Hot August Night was released on Dec. 9, 1972 and single-handedly established Diamond's reputation as a dynamic live performer. "It was the first time I saw him confident on stage," Holdridge said. "That was a moment you say, 'Alright, that's it, right there. I'd say Hot August Night was a turning point. That magnetism people associate with Neil Diamond was born on that night."

The double-platinum two-LP set peaked at No. 5 on the Billboard 200, while fans went absolutely bonkers in Australia: Hot August Night spent 29 weeks at No. 1 there, and has re-entered the Australian charts several times over the years on its way to 10-times platinum certification. Reviews were stellar as well; even the taciturn Lester Bangs praised it in Rolling Stone as "a fine representation of the entire spectrum of the Diamond oeuvre" and "great, pretentious, goofy pop" – which he meant as a compliment.

Still, Bangs was among many who poked fun at the cover photo for Hot August Night, which found Diamond in a gesture that's more American Pie than Great American Songbook. (Bang suggested he was "whanging his clanger.") For Diamond, the image represented something else entirely: "I just like the picture. ... Matter of fact when I first saw the picture I said, 'Look how much hair that guy has!'" Diamond told Jimmy Kimmel in 2010. "I think that's great. And I said, 'There'll be a day you don't have quite that much hair you'll rue this picture. But, y’know what I thought – if you've got it, flaunt it."

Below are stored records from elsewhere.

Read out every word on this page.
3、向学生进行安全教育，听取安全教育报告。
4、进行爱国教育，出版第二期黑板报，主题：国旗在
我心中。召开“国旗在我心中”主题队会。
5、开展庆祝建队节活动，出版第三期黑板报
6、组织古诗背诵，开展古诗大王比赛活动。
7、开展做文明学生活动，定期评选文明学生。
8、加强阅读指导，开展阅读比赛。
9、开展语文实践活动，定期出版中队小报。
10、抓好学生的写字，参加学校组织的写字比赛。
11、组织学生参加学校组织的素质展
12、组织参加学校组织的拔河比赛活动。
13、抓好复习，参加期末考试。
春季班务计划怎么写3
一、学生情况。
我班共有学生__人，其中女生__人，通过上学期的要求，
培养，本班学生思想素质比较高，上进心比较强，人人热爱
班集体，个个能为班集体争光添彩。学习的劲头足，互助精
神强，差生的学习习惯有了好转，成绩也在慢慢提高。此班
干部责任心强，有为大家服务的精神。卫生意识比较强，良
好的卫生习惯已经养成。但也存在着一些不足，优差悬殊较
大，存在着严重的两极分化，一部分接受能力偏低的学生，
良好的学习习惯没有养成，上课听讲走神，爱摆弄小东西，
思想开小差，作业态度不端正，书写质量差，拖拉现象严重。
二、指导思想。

Hear Neil Diamond Perform 'Soolaimon' and 'Brother Love's Traveling Show'

A great deal happened in the wake of Hot August Night. Diamond changed labels, moving from Uni to Columbia Records, where he remained until 2010's Dreams. Interestingly, he also chose to take a hiatus from touring, focusing instead on songwriting and family.

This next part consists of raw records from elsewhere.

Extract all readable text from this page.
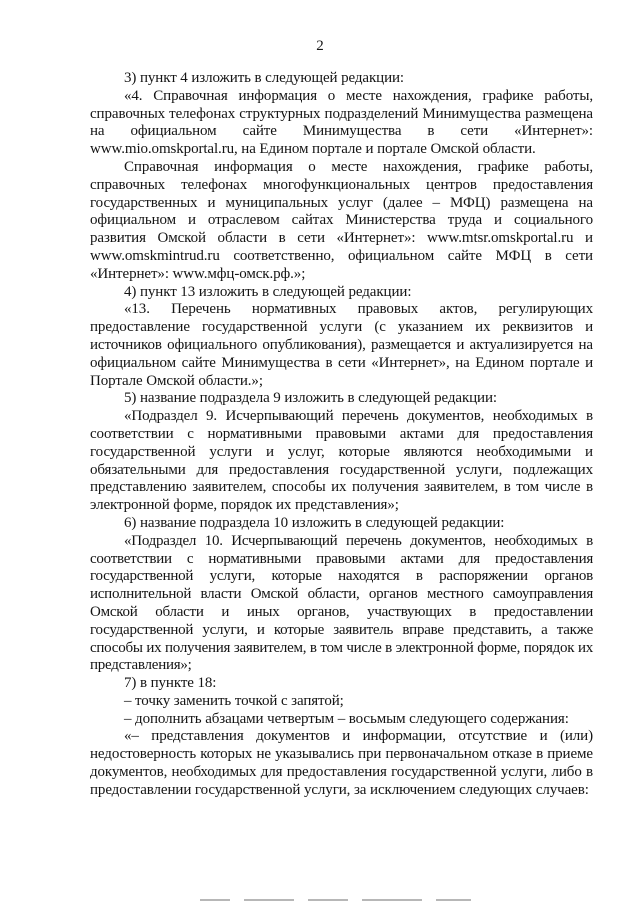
2

3) пункт 4 изложить в следующей редакции:

«4. Справочная информация о месте нахождения, графике работы, справочных телефонах структурных подразделений Минимущества размещена на официальном сайте Минимущества в сети «Интернет»: www.mio.omskportal.ru, на Едином портале и портале Омской области.

Справочная информация о месте нахождения, графике работы, справочных телефонах многофункциональных центров предоставления государственных и муниципальных услуг (далее – МФЦ) размещена на официальном и отраслевом сайтах Министерства труда и социального развития Омской области в сети «Интернет»: www.mtsr.omskportal.ru и www.omskmintrud.ru соответственно, официальном сайте МФЦ в сети «Интернет»: www.мфц-омск.рф.»;

4) пункт 13 изложить в следующей редакции:

«13. Перечень нормативных правовых актов, регулирующих предоставление государственной услуги (с указанием их реквизитов и источников официального опубликования), размещается и актуализируется на официальном сайте Минимущества в сети «Интернет», на Едином портале и Портале Омской области.»;

5) название подраздела 9 изложить в следующей редакции:

«Подраздел 9. Исчерпывающий перечень документов, необходимых в соответствии с нормативными правовыми актами для предоставления государственной услуги и услуг, которые являются необходимыми и обязательными для предоставления государственной услуги, подлежащих представлению заявителем, способы их получения заявителем, в том числе в электронной форме, порядок их представления»;

6) название подраздела 10 изложить в следующей редакции:

«Подраздел 10. Исчерпывающий перечень документов, необходимых в соответствии с нормативными правовыми актами для предоставления государственной услуги, которые находятся в распоряжении органов исполнительной власти Омской области, органов местного самоуправления Омской области и иных органов, участвующих в предоставлении государственной услуги, и которые заявитель вправе представить, а также способы их получения заявителем, в том числе в электронной форме, порядок их представления»;

7) в пункте 18:

– точку заменить точкой с запятой;

– дополнить абзацами четвертым – восьмым следующего содержания:

«– представления документов и информации, отсутствие и (или) недостоверность которых не указывались при первоначальном отказе в приеме документов, необходимых для предоставления государственной услуги, либо в предоставлении государственной услуги, за исключением следующих случаев:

"I felt that I could take some time away," Diamond explained, "and even if it was year or two or more I would always have the chance to come back and play the Greek Theatre at least one more time, and I always had that in the back of my mind. So I was very secure stepping away from the stage and leaving the Hot August Night album to do my talking for me."

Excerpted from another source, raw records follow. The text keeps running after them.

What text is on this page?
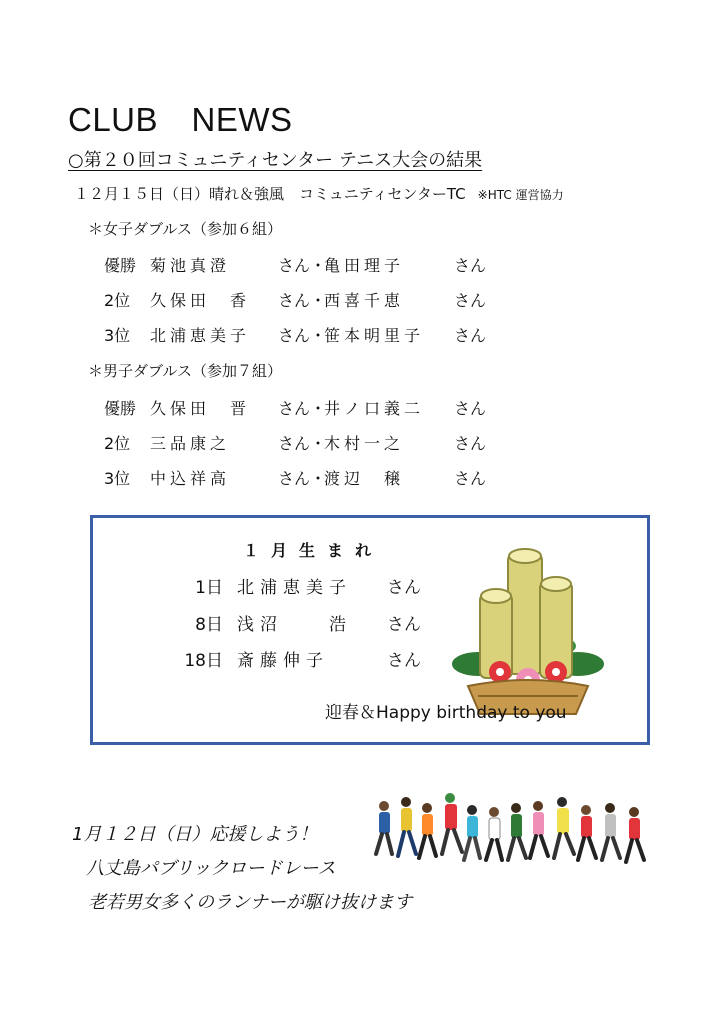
CLUB　NEWS
○第２０回コミュニティセンター テニス大会の結果
１２月１５日（日）晴れ＆強風　コミュニティセンターTC ※HTC 運営協力
＊女子ダブルス（参加６組）
優勝 菊池真澄	さん・亀田理子	さん
2位 久保田　香 さん・西喜千恵	さん
3位 北浦恵美子 さん・笹本明里子 さん
＊男子ダブルス（参加７組）
優勝 久保田　晋 さん・井ノ口義二 さん
2位 三品康之	さん・木村一之	さん
3位 中込祥高	さん・渡辺　穣	さん
１月生まれ
1日 北浦恵美子 さん
8日 浅沼　　浩 さん
18日 斎藤伸子	さん
迎春＆Happy birthday to you
1月１２日（日）応援しよう！
八丈島パブリックロードレース
老若男女多くのランナーが駆け抜けます
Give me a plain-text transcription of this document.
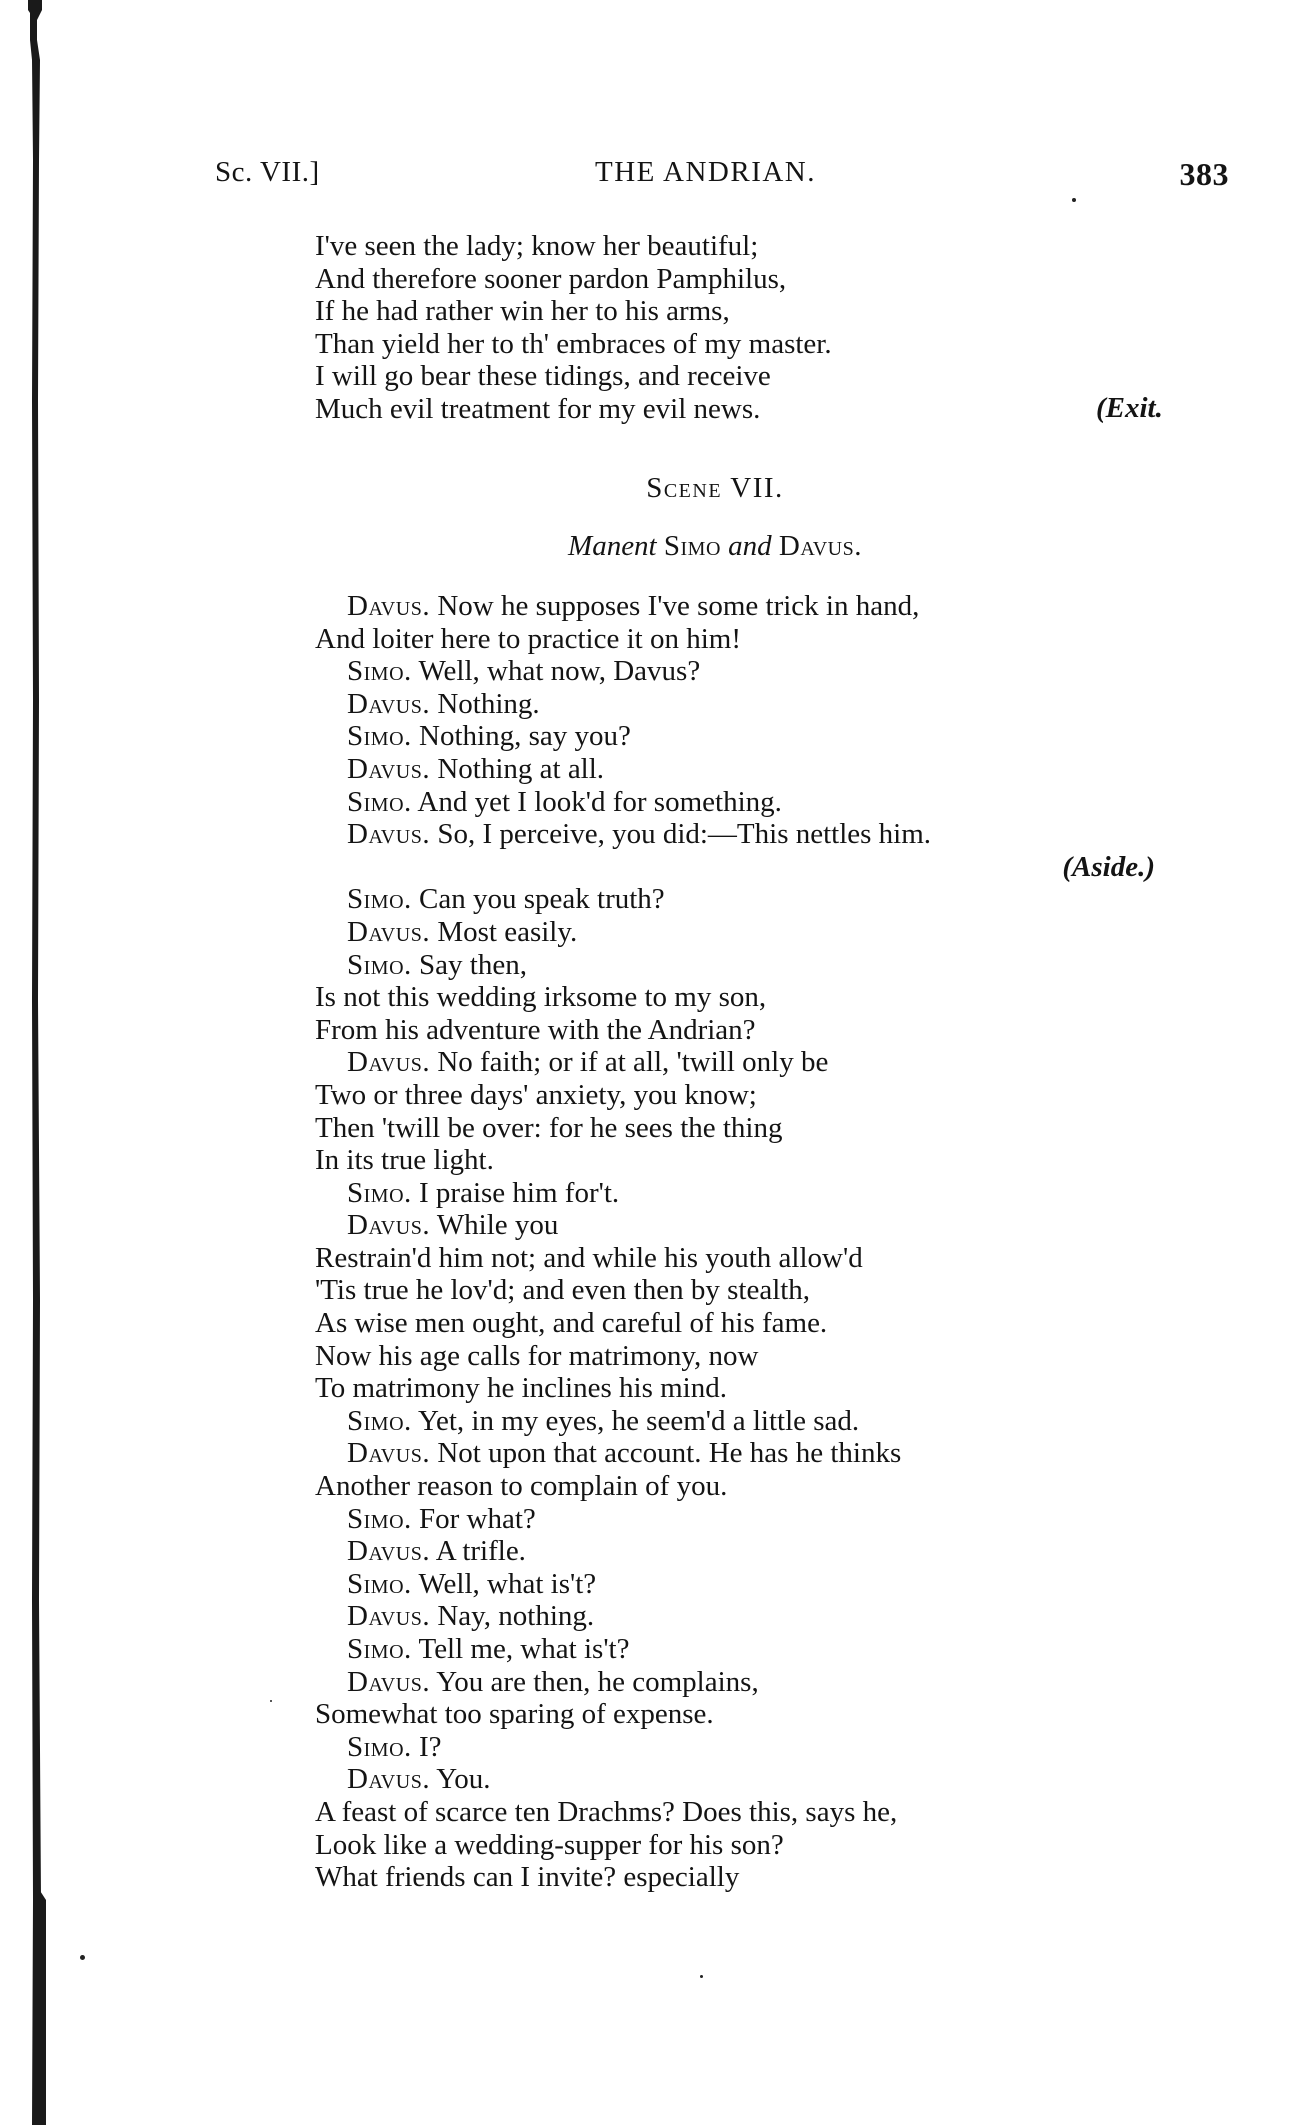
Sc. VII.]	THE ANDRIAN.	383
I've seen the lady; know her beautiful;
And therefore sooner pardon Pamphilus,
If he had rather win her to his arms,
Than yield her to th' embraces of my master.
I will go bear these tidings, and receive
Much evil treatment for my evil news.	(Exit.
Scene VII.
Manent Simo and Davus.
Davus. Now he supposes I've some trick in hand,
And loiter here to practice it on him!
Simo. Well, what now, Davus?
Davus. Nothing.
Simo. Nothing, say you?
Davus. Nothing at all.
Simo. And yet I look'd for something.
Davus. So, I perceive, you did:—This nettles him.
(Aside.)
Simo. Can you speak truth?
Davus. Most easily.
Simo. Say then,
Is not this wedding irksome to my son,
From his adventure with the Andrian?
Davus. No faith; or if at all, 'twill only be
Two or three days' anxiety, you know;
Then 'twill be over: for he sees the thing
In its true light.
Simo. I praise him for't.
Davus. While you
Restrain'd him not; and while his youth allow'd
'Tis true he lov'd; and even then by stealth,
As wise men ought, and careful of his fame.
Now his age calls for matrimony, now
To matrimony he inclines his mind.
Simo. Yet, in my eyes, he seem'd a little sad.
Davus. Not upon that account. He has he thinks
Another reason to complain of you.
Simo. For what?
Davus. A trifle.
Simo. Well, what is't?
Davus. Nay, nothing.
Simo. Tell me, what is't?
Davus. You are then, he complains,
Somewhat too sparing of expense.
Simo. I?
Davus. You.
A feast of scarce ten Drachms? Does this, says he,
Look like a wedding-supper for his son?
What friends can I invite? especially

He eventually returned, of course, and this album became a brand of sorts for subsequent live releases. Hot August Night II arrived 15 years later, followed by Hot August Night/NYC in 2009 and Hot August Night III in 2018. Diamond also brought the recording truck back to the 6,0000-seat venue in September 1976 for the Robbie Robertson-produced Love at the Greek album and NBC TV special.

Diamond's days as a touring dynamo ended with a diagnosis of Parkinson's disease, and one of the most successful live acts of all time left the road. He later actively supported A Beautiful Noise: The Neil Diamond Musical, presented at the Broadhurst Theatre on Broadway.